В детстве я всегда сторонилась коллективных мероприятий, а в четырнадцать лет испытывала к ним еще большую неприязнь. Я ее подавляла, в соответствии со своим воспитанием виня себя каждый раз, когда мои мысли и поступки нарушали заветы Мао. Я твердила себе, что обязана привести мысли в согласие с новой революционной теорией и практикой. Если я чего — то не понимаю, я должна себя перевоспитать. Тем не менее перебороть себя я не могла и всеми силами избегала воинственных операций, когда хунвэйбины останавливали прохожих и обрезали им длинные волосы, распарывали узкие штанины и юбки, ломали туфли даже на невысоком каблуке. Пекинские хунвэйбины объявляли все это признаками «буржуазного разложения».

Мои собственные волосы также вызвали недовольство одноклассников. Мне пришлось постричь их вровень с мочками. Втайне, хотя и стыдясь своего «мещанства», я проливала слезы над длинными косами. Когда я была маленькой, няня причесывала меня так, что волосы торчали вверх, словно ветки ивы. Она называла это «фейерверк стреляет в небо». До начала 1960–х годов волосы мне укладывали двумя корзинками и украшали их шелковыми цветочками. По утрам, пока я торопливо завтракала, бабушка или домработница любовно меня причесывали. Больше всего я любила розовые цветы.

После 1964 года, когда Мао призвал к суровому образу жизни, более уместному во времена классовой борьбы, я пришила на брюки заплаты и заплетала две стандартные косы без украшений, но длинные волосы на том этапе не возбранялись. Теперь же бабушка, ворча, обрезала мне волосы. Свои она сохранила, потому что не выходила тогда на улицу.

Знаменитые чэндуские чайные тоже попали под удар. Я не понимала, что в них «упадочного», но вопросов не задавала. Летом 1966 года я научилась заглушать голос рассудка. Большинство китайцев научились этому значительно раньше.

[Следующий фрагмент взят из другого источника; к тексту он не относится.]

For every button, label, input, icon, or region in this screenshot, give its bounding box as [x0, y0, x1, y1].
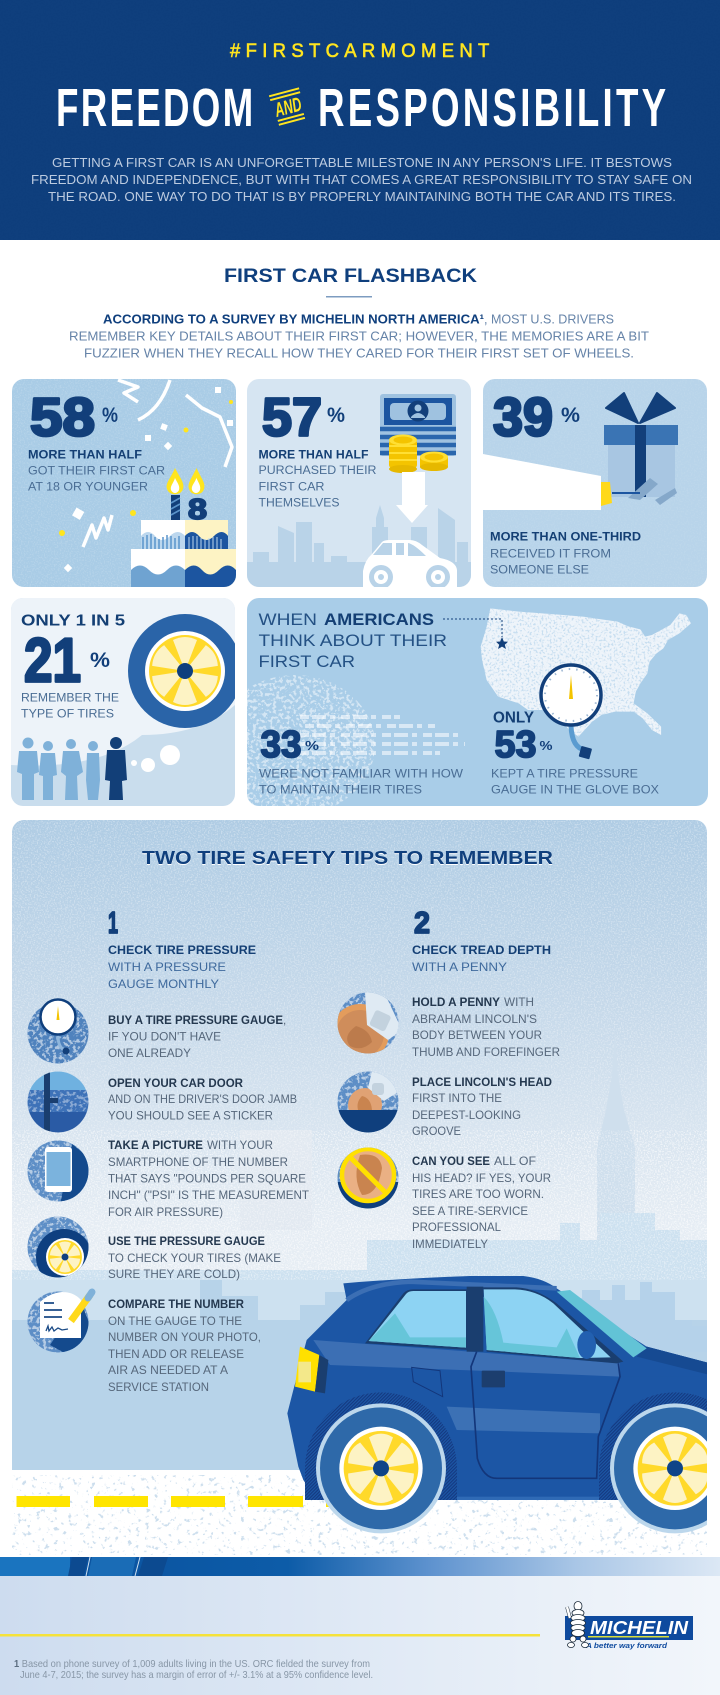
panel: 21 percent: [11, 598, 242, 806]
footnote: June 4-7, 2015; the survey has a margin of error of +/- 3.1% at a 95% confidence level.: [20, 1670, 373, 1681]
illustration: blue car: [287, 1276, 720, 1533]
step: take a picture: THAT SAYS "POUNDS PER SQUARE: [108, 1173, 306, 1186]
step: buy a gauge: ONE ALREADY: [108, 1047, 191, 1060]
icon: penny in groove: [337, 1071, 399, 1134]
michelin logo: [565, 1602, 693, 1650]
heading text: THINK ABOUT THEIR: [258, 632, 447, 650]
big number 21: 21: [24, 626, 81, 696]
road dashes: [16, 1496, 356, 1507]
header intro text: [31, 155, 692, 204]
column 2 heading: [412, 905, 551, 974]
icon: notepad and pencil: [27, 1291, 92, 1356]
header intro text: FREEDOM AND INDEPENDENCE, BUT WITH THAT COMES A GREAT RESPONSIBILITY TO STAY SAFE ON: [31, 172, 692, 187]
panel text: MORE THAN ONE-THIRD: [490, 530, 641, 544]
heading text: WHEN: [258, 611, 317, 629]
step: buy a gauge: BUY A TIRE PRESSURE GAUGE: [108, 1014, 283, 1027]
skyline background: [12, 1030, 707, 1472]
footer strip: [0, 1557, 720, 1576]
step: hold a penny: BODY BETWEEN YOUR: [412, 1029, 542, 1042]
step: use gauge: TO CHECK YOUR TIRES (MAKE: [108, 1252, 281, 1265]
panel: when americans: [247, 598, 708, 806]
stat: only 53 percent: %: [540, 738, 553, 753]
step: take a picture: TAKE A PICTURE: [108, 1139, 203, 1152]
column 2 heading: WITH A PENNY: [412, 961, 507, 974]
step: use gauge: SURE THEY ARE COLD): [108, 1268, 240, 1281]
main title: [56, 77, 666, 138]
panel text: TYPE OF TIRES: [21, 706, 114, 720]
door outline: [471, 1352, 620, 1478]
confetti: [59, 380, 233, 572]
step: compare: COMPARE THE NUMBER: [108, 1298, 245, 1311]
icon: tire check: [27, 1216, 92, 1285]
stat: 33 percent: TO MAINTAIN THEIR TIRES: [259, 782, 422, 796]
footnote: 1 Based on phone survey of 1,009 adults living in the US. ORC fielded the survey from: [14, 1659, 370, 1670]
step: can you see: PROFESSIONAL: [412, 1221, 502, 1234]
icon: AND lockup: [269, 88, 307, 125]
heading: first car flashback: FIRST CAR FLASHBACK: [224, 266, 477, 287]
panel: 57 percent: %: [327, 404, 345, 427]
step: compare: ON THE GAUGE TO THE: [108, 1315, 242, 1328]
icon: cash and coins: [380, 394, 456, 473]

Сычуаньская чайная — уникальное место. Обычно она располагается в бамбуковой роще или под сенью раскидистого дерева. Вокруг низких квадратных деревянных столов стоят бамбуковые кресла, источающие тонкий аромат многие годы после того, как их сделали. Чтобы приготовить чай, в чашку бросают щепотку листьев и заливают кипятком. Затем чашку прикрывают крышкой, через щелку выходит пар, благоухающий жасмином или другими цветами. В Сычуани много видов чая. Только жасмин бывает пяти разных видов.

Чайные так же важны для сычуаньцев, как пабы для англичан. Старики особенно любят сидеть там за чашкой чая, покуривая длинную трубку и закусывая орешками и дынными семечками. Между столами снует официант с длинноносым чайником, из которого он с прицельной точностью подливает кипяток с расстояния в полметра. Профессиональный официант наливает воду чуть выше края чашки так, что она не проливается. Девочкой я всегда завороженно следила, как из носика льется вода. Правда, меня редко брали в чайные. Родители не любили царящей там расслабленной обстановки.

Как и в европейских кафе, посетители сычуаньских чайных могут читать газеты, натянутые на бамбуковые рамы. Некоторые ходят туда почитать, но в первую очередь это место для встреч и разговоров, обмена сплетнями и новостями. Там часто выступают сказители с деревянными трещотками.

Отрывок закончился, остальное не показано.